Possiamo vedere il desiderare e il considerare come due gesti interni: due funzioni necessarie della psiche senza le quali di psiche non si potrebbe nemmeno parlare. Chi ha Psiche/mente ce l’ha non tanto perché percepisce, sente e ricerca la sopravvivenza quanto perché desidera e considera: progetta per muoversi verso ciò che vuole e immagina mondi, si inventa cose verso le quali spingersi.

Sia il termine Desiderio che il termine Considerazione contengono la parola sidera: astri, stelle, qualcosa a cui guardare, verso cui dirigere lo sguardo, fuori da noi.

Dice Massimo Recalcati nel libro “Ritratti del desiderio“: “Nel De Bello Gallico di Giulio Cesare i desiderantes erano i soldati che aspettavano sotto le stelle i compagni che non erano ancora tornati dal campo di battaglia.
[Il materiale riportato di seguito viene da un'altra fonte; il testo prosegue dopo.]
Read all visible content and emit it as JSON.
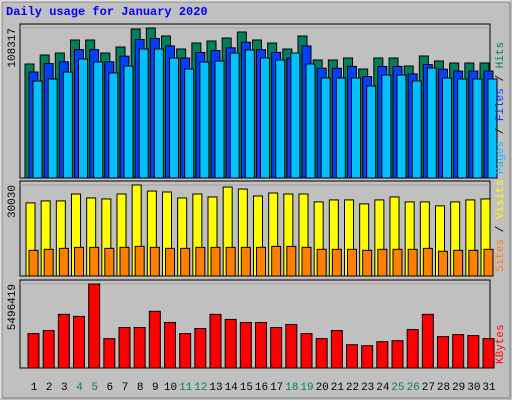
{
  "chart_data": {
    "type": "bar",
    "title": "Daily usage for January 2020",
    "categories": [
      "1",
      "2",
      "3",
      "4",
      "5",
      "6",
      "7",
      "8",
      "9",
      "10",
      "11",
      "12",
      "13",
      "14",
      "15",
      "16",
      "17",
      "18",
      "19",
      "20",
      "21",
      "22",
      "23",
      "24",
      "25",
      "26",
      "27",
      "28",
      "29",
      "30",
      "31"
    ],
    "category_colors": [
      "#000000",
      "#000000",
      "#000000",
      "#00805c",
      "#00805c",
      "#000000",
      "#000000",
      "#000000",
      "#000000",
      "#000000",
      "#00805c",
      "#00805c",
      "#000000",
      "#000000",
      "#000000",
      "#000000",
      "#000000",
      "#00805c",
      "#00805c",
      "#000000",
      "#000000",
      "#000000",
      "#000000",
      "#000000",
      "#00805c",
      "#00805c",
      "#000000",
      "#000000",
      "#000000",
      "#000000",
      "#000000"
    ],
    "legend_separator": " / ",
    "panels": [
      {
        "ylim": [
          0,
          108317
        ],
        "yticks": [
          108317
        ],
        "series": [
          {
            "name": "Hits",
            "color": "#00805c",
            "values": [
              82320,
              88820,
              90265,
              99650,
              99650,
              90265,
              94600,
              107600,
              108317,
              102540,
              93150,
              97480,
              98930,
              101095,
              105430,
              99650,
              97480,
              93150,
              102540,
              85210,
              85210,
              86650,
              78710,
              86650,
              86650,
              80875,
              88100,
              84490,
              83040,
              83040,
              83040
            ]
          },
          {
            "name": "Files",
            "color": "#0040ff",
            "values": [
              76558,
              82603,
              83946,
              92675,
              92675,
              83946,
              87978,
              100068,
              100735,
              95362,
              86630,
              90656,
              92005,
              94018,
              98050,
              92675,
              90656,
              86630,
              95362,
              79245,
              79245,
              80585,
              73200,
              80585,
              80585,
              75214,
              81933,
              78576,
              77227,
              77227,
              77227
            ]
          },
          {
            "name": "Pages",
            "color": "#00c0ff",
            "values": [
              70040,
              71490,
              76540,
              85930,
              83760,
              75820,
              80875,
              93150,
              93150,
              86650,
              78710,
              83760,
              84490,
              90265,
              92430,
              86650,
              85210,
              90265,
              82320,
              72210,
              72210,
              72210,
              66430,
              74380,
              74380,
              70040,
              79430,
              72210,
              71490,
              71490,
              71490
            ]
          }
        ]
      },
      {
        "ylim": [
          0,
          30030
        ],
        "yticks": [
          30030
        ],
        "series": [
          {
            "name": "Visits",
            "color": "#ffff00",
            "values": [
              24124,
              24776,
              24776,
              27058,
              25754,
              25428,
              27058,
              30030,
              28036,
              27710,
              25754,
              27058,
              26080,
              29340,
              28688,
              26406,
              27384,
              27058,
              27058,
              24450,
              25102,
              25102,
              23798,
              25102,
              26080,
              24450,
              24450,
              23146,
              24450,
              25102,
              25428
            ]
          },
          {
            "name": "Sites",
            "color": "#ff8000",
            "values": [
              8476,
              8802,
              9128,
              9454,
              9454,
              9128,
              9454,
              9780,
              9454,
              9128,
              9128,
              9454,
              9454,
              9454,
              9454,
              9454,
              9780,
              9780,
              9454,
              8802,
              8802,
              8802,
              8476,
              8802,
              8802,
              8802,
              9128,
              8150,
              8476,
              8476,
              8802
            ]
          }
        ]
      },
      {
        "ylim": [
          0,
          5496419
        ],
        "yticks": [
          5496419
        ],
        "series": [
          {
            "name": "KBytes",
            "color": "#ff0000",
            "values": [
              2251548,
              2450214,
              3509766,
              3377322,
              5496419,
              1920438,
              2648880,
              2648880,
              3708432,
              2979990,
              2251548,
              2582658,
              3509766,
              3178656,
              2979990,
              2979990,
              2648880,
              2847546,
              2251548,
              1920438,
              2450214,
              1523106,
              1456884,
              1721772,
              1788000,
              2516436,
              3509766,
              2052882,
              2185326,
              2119104,
              1920438
            ]
          }
        ]
      }
    ]
  }
}
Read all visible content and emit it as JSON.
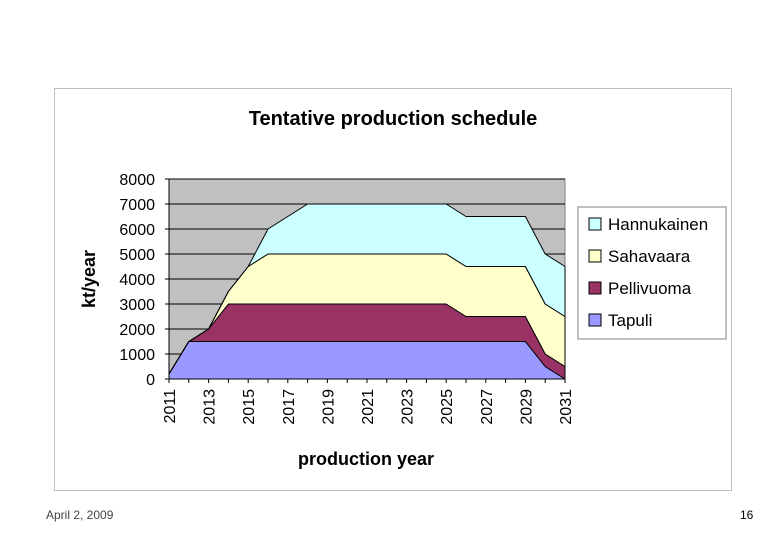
{
  "footer": {
    "date": "April 2, 2009",
    "page": "16"
  },
  "chart_data": {
    "type": "area",
    "stacked": true,
    "title": "Tentative production schedule",
    "xlabel": "production year",
    "ylabel": "kt/year",
    "ylim": [
      0,
      8000
    ],
    "yticks": [
      0,
      1000,
      2000,
      3000,
      4000,
      5000,
      6000,
      7000,
      8000
    ],
    "x": [
      2011,
      2012,
      2013,
      2014,
      2015,
      2016,
      2017,
      2018,
      2019,
      2020,
      2021,
      2022,
      2023,
      2024,
      2025,
      2026,
      2027,
      2028,
      2029,
      2030,
      2031
    ],
    "xtick_labels": [
      "2011",
      "2013",
      "2015",
      "2017",
      "2019",
      "2021",
      "2023",
      "2025",
      "2027",
      "2029",
      "2031"
    ],
    "legend_position": "right",
    "plot_background": "#c0c0c0",
    "series": [
      {
        "name": "Tapuli",
        "color": "#9999ff",
        "values": [
          200,
          1500,
          1500,
          1500,
          1500,
          1500,
          1500,
          1500,
          1500,
          1500,
          1500,
          1500,
          1500,
          1500,
          1500,
          1500,
          1500,
          1500,
          1500,
          500,
          0
        ]
      },
      {
        "name": "Pellivuoma",
        "color": "#993366",
        "values": [
          0,
          0,
          500,
          1500,
          1500,
          1500,
          1500,
          1500,
          1500,
          1500,
          1500,
          1500,
          1500,
          1500,
          1500,
          1000,
          1000,
          1000,
          1000,
          500,
          500
        ]
      },
      {
        "name": "Sahavaara",
        "color": "#ffffcc",
        "values": [
          0,
          0,
          0,
          500,
          1500,
          2000,
          2000,
          2000,
          2000,
          2000,
          2000,
          2000,
          2000,
          2000,
          2000,
          2000,
          2000,
          2000,
          2000,
          2000,
          2000
        ]
      },
      {
        "name": "Hannukainen",
        "color": "#ccffff",
        "values": [
          0,
          0,
          0,
          0,
          0,
          1000,
          1500,
          2000,
          2000,
          2000,
          2000,
          2000,
          2000,
          2000,
          2000,
          2000,
          2000,
          2000,
          2000,
          2000,
          2000
        ]
      }
    ]
  }
}
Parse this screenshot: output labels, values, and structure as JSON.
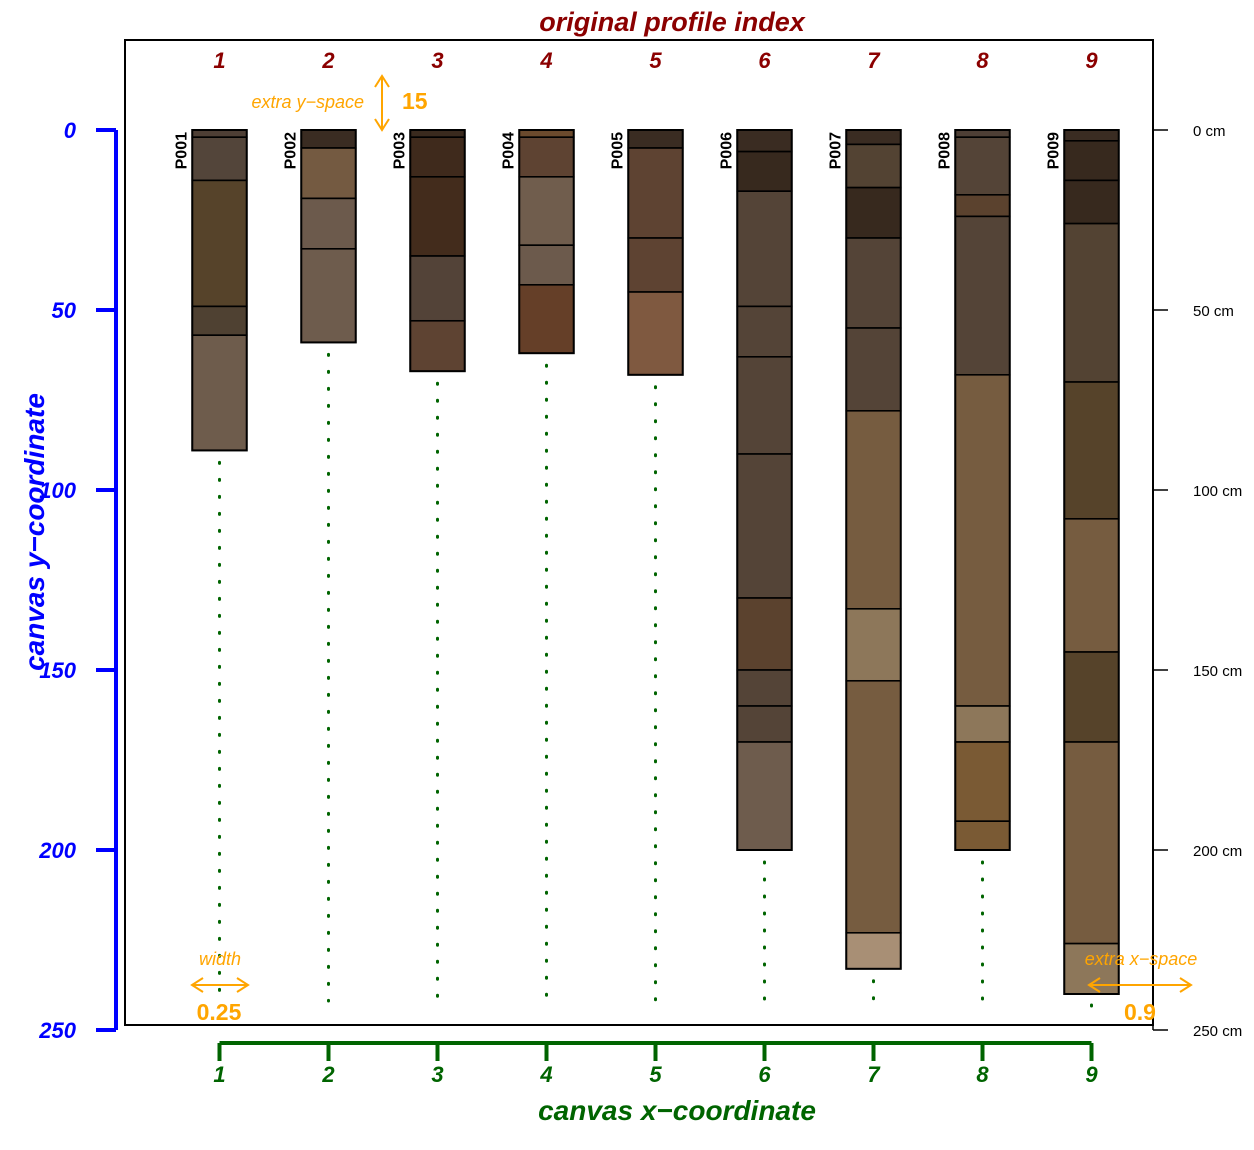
{
  "chart_data": {
    "type": "soil-profile-sketch",
    "title": "original profile index",
    "xlabel": "canvas x−coordinate",
    "ylabel": "canvas y−coordinate",
    "xlim": [
      0.125,
      9.95
    ],
    "ylim": [
      250,
      -25
    ],
    "x_ticks": [
      "1",
      "2",
      "3",
      "4",
      "5",
      "6",
      "7",
      "8",
      "9"
    ],
    "y_ticks": [
      "0",
      "50",
      "100",
      "150",
      "200",
      "250"
    ],
    "depth_axis_ticks": [
      "0 cm",
      "50 cm",
      "100 cm",
      "150 cm",
      "200 cm",
      "250 cm"
    ],
    "depth_axis_values": [
      0,
      50,
      100,
      150,
      200,
      250
    ],
    "index_labels": [
      "1",
      "2",
      "3",
      "4",
      "5",
      "6",
      "7",
      "8",
      "9"
    ],
    "annotations": {
      "y_space_label": "extra y−space",
      "y_space_value": "15",
      "width_label": "width",
      "width_value": "0.25",
      "x_space_label": "extra x−space",
      "x_space_value": "0.9"
    },
    "profile_width": 0.25,
    "extra_y_space": 15,
    "extra_x_space": 0.9,
    "guide_bottom_depth": 240,
    "colors": {
      "title": "#8b0000",
      "y_axis": "#0000ff",
      "x_axis": "#006400",
      "annotation": "#ffa500",
      "guide": "#006400"
    },
    "profiles": [
      {
        "id": "P001",
        "x": 1,
        "horizons": [
          {
            "top": 0,
            "bottom": 2,
            "color": "#4e3f35"
          },
          {
            "top": 2,
            "bottom": 14,
            "color": "#53453a"
          },
          {
            "top": 14,
            "bottom": 49,
            "color": "#56432a"
          },
          {
            "top": 49,
            "bottom": 57,
            "color": "#4f4132"
          },
          {
            "top": 57,
            "bottom": 89,
            "color": "#6e5c4c"
          }
        ]
      },
      {
        "id": "P002",
        "x": 2,
        "horizons": [
          {
            "top": 0,
            "bottom": 5,
            "color": "#3a2c22"
          },
          {
            "top": 5,
            "bottom": 19,
            "color": "#745a41"
          },
          {
            "top": 19,
            "bottom": 33,
            "color": "#6c5a4c"
          },
          {
            "top": 33,
            "bottom": 59,
            "color": "#6e5c4d"
          }
        ]
      },
      {
        "id": "P003",
        "x": 3,
        "horizons": [
          {
            "top": 0,
            "bottom": 2,
            "color": "#3a2a1e"
          },
          {
            "top": 2,
            "bottom": 13,
            "color": "#3f2a1c"
          },
          {
            "top": 13,
            "bottom": 35,
            "color": "#432c1c"
          },
          {
            "top": 35,
            "bottom": 53,
            "color": "#534338"
          },
          {
            "top": 53,
            "bottom": 67,
            "color": "#5e4332"
          }
        ]
      },
      {
        "id": "P004",
        "x": 4,
        "horizons": [
          {
            "top": 0,
            "bottom": 2,
            "color": "#6b4a2d"
          },
          {
            "top": 2,
            "bottom": 13,
            "color": "#5e4332"
          },
          {
            "top": 13,
            "bottom": 32,
            "color": "#705d4d"
          },
          {
            "top": 32,
            "bottom": 43,
            "color": "#6c5a4c"
          },
          {
            "top": 43,
            "bottom": 62,
            "color": "#653f28"
          }
        ]
      },
      {
        "id": "P005",
        "x": 5,
        "horizons": [
          {
            "top": 0,
            "bottom": 5,
            "color": "#3a2c22"
          },
          {
            "top": 5,
            "bottom": 30,
            "color": "#5e4332"
          },
          {
            "top": 30,
            "bottom": 45,
            "color": "#5e4332"
          },
          {
            "top": 45,
            "bottom": 68,
            "color": "#7f5940"
          }
        ]
      },
      {
        "id": "P006",
        "x": 6,
        "horizons": [
          {
            "top": 0,
            "bottom": 6,
            "color": "#3a2c22"
          },
          {
            "top": 6,
            "bottom": 17,
            "color": "#37291e"
          },
          {
            "top": 17,
            "bottom": 49,
            "color": "#544437"
          },
          {
            "top": 49,
            "bottom": 63,
            "color": "#544437"
          },
          {
            "top": 63,
            "bottom": 90,
            "color": "#544437"
          },
          {
            "top": 90,
            "bottom": 130,
            "color": "#544437"
          },
          {
            "top": 130,
            "bottom": 150,
            "color": "#5b422e"
          },
          {
            "top": 150,
            "bottom": 160,
            "color": "#544437"
          },
          {
            "top": 160,
            "bottom": 170,
            "color": "#544437"
          },
          {
            "top": 170,
            "bottom": 200,
            "color": "#6e5c4d"
          }
        ]
      },
      {
        "id": "P007",
        "x": 7,
        "horizons": [
          {
            "top": 0,
            "bottom": 4,
            "color": "#3a2c22"
          },
          {
            "top": 4,
            "bottom": 16,
            "color": "#534333"
          },
          {
            "top": 16,
            "bottom": 30,
            "color": "#37291e"
          },
          {
            "top": 30,
            "bottom": 55,
            "color": "#544437"
          },
          {
            "top": 55,
            "bottom": 78,
            "color": "#544437"
          },
          {
            "top": 78,
            "bottom": 133,
            "color": "#765c40"
          },
          {
            "top": 133,
            "bottom": 153,
            "color": "#8d775a"
          },
          {
            "top": 153,
            "bottom": 223,
            "color": "#765c40"
          },
          {
            "top": 223,
            "bottom": 233,
            "color": "#a88f75"
          }
        ]
      },
      {
        "id": "P008",
        "x": 8,
        "horizons": [
          {
            "top": 0,
            "bottom": 2,
            "color": "#4e3f35"
          },
          {
            "top": 2,
            "bottom": 18,
            "color": "#544437"
          },
          {
            "top": 18,
            "bottom": 24,
            "color": "#5b422e"
          },
          {
            "top": 24,
            "bottom": 68,
            "color": "#544437"
          },
          {
            "top": 68,
            "bottom": 160,
            "color": "#765c40"
          },
          {
            "top": 160,
            "bottom": 170,
            "color": "#8d775a"
          },
          {
            "top": 170,
            "bottom": 192,
            "color": "#7a5a34"
          },
          {
            "top": 192,
            "bottom": 200,
            "color": "#7a5a34"
          }
        ]
      },
      {
        "id": "P009",
        "x": 9,
        "horizons": [
          {
            "top": 0,
            "bottom": 3,
            "color": "#3a2c22"
          },
          {
            "top": 3,
            "bottom": 14,
            "color": "#37291e"
          },
          {
            "top": 14,
            "bottom": 26,
            "color": "#37291e"
          },
          {
            "top": 26,
            "bottom": 70,
            "color": "#534333"
          },
          {
            "top": 70,
            "bottom": 108,
            "color": "#56432a"
          },
          {
            "top": 108,
            "bottom": 145,
            "color": "#765c40"
          },
          {
            "top": 145,
            "bottom": 170,
            "color": "#56432a"
          },
          {
            "top": 170,
            "bottom": 226,
            "color": "#765c40"
          },
          {
            "top": 226,
            "bottom": 240,
            "color": "#8d775a"
          }
        ]
      }
    ]
  }
}
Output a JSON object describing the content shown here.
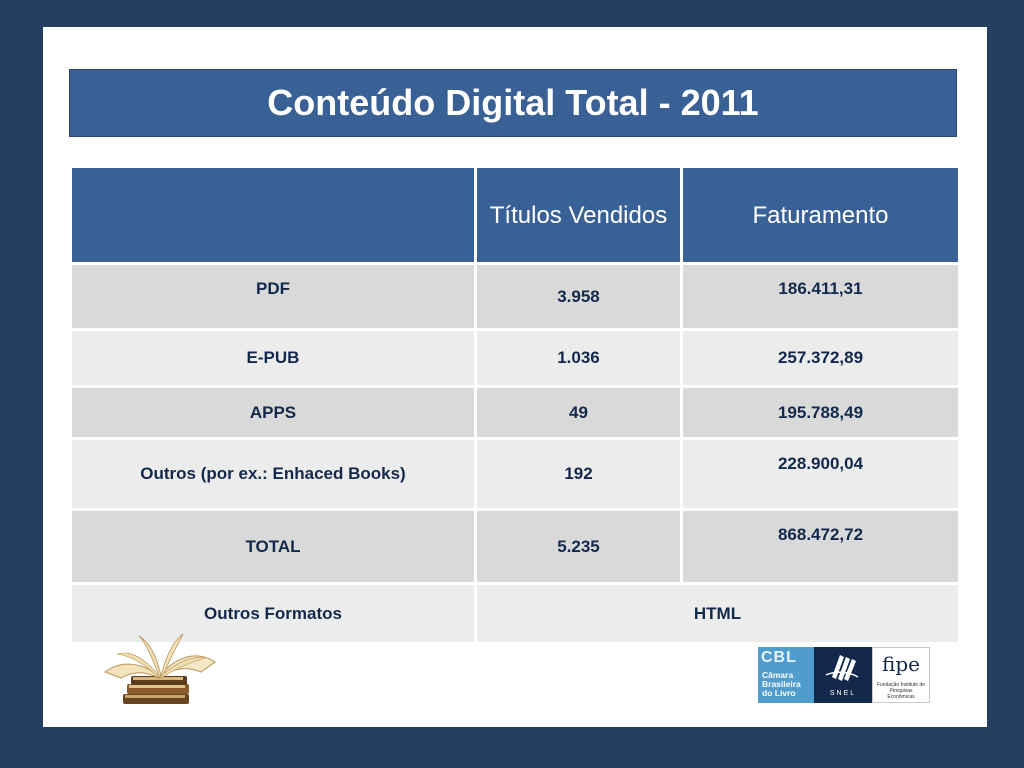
{
  "title": "Conteúdo Digital Total - 2011",
  "table": {
    "headers": [
      "",
      "Títulos Vendidos",
      "Faturamento"
    ],
    "rows": [
      {
        "label": "PDF",
        "titulos": "3.958",
        "faturamento": "186.411,31"
      },
      {
        "label": "E-PUB",
        "titulos": "1.036",
        "faturamento": "257.372,89"
      },
      {
        "label": "APPS",
        "titulos": "49",
        "faturamento": "195.788,49"
      },
      {
        "label": "Outros (por ex.: Enhaced Books)",
        "titulos": "192",
        "faturamento": "228.900,04"
      },
      {
        "label": "TOTAL",
        "titulos": "5.235",
        "faturamento": "868.472,72"
      }
    ],
    "other_formats": {
      "label": "Outros Formatos",
      "value": "HTML"
    }
  },
  "logos": {
    "cbl": {
      "mark": "CBL",
      "text": [
        "Câmara",
        "Brasileira",
        "do Livro"
      ]
    },
    "snel": {
      "text": "SNEL"
    },
    "fipe": {
      "name": "fipe",
      "subtitle": "Fundação Instituto de Pesquisas Econômicas"
    }
  },
  "colors": {
    "background": "#243f60",
    "title_bar": "#3a6196",
    "header": "#3a6196",
    "row_dark": "#d9d9d9",
    "row_light": "#ececec",
    "text": "#13294b"
  },
  "icons": {
    "books": "open-book-on-stack-icon"
  }
}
Più precisamente l’etimologia della parola “desiderio” deriva dallo stare sotto il cielo a osservare le stelle in un atteggiamento di attesa e di ricerca della via. Sidera significa infatti, in latino, stelle. Mentre il de privativo indica l’impossibilità di seguire la rotta segnalata dalle stelle e, dunque, una condizione di disorientamento, di perdita di riferimenti, di nostalgia, di lontananza, ma anche l’avvertimento positivo di ciò che è necessario alla vita, l’attesa e la ricerca della propria stella.”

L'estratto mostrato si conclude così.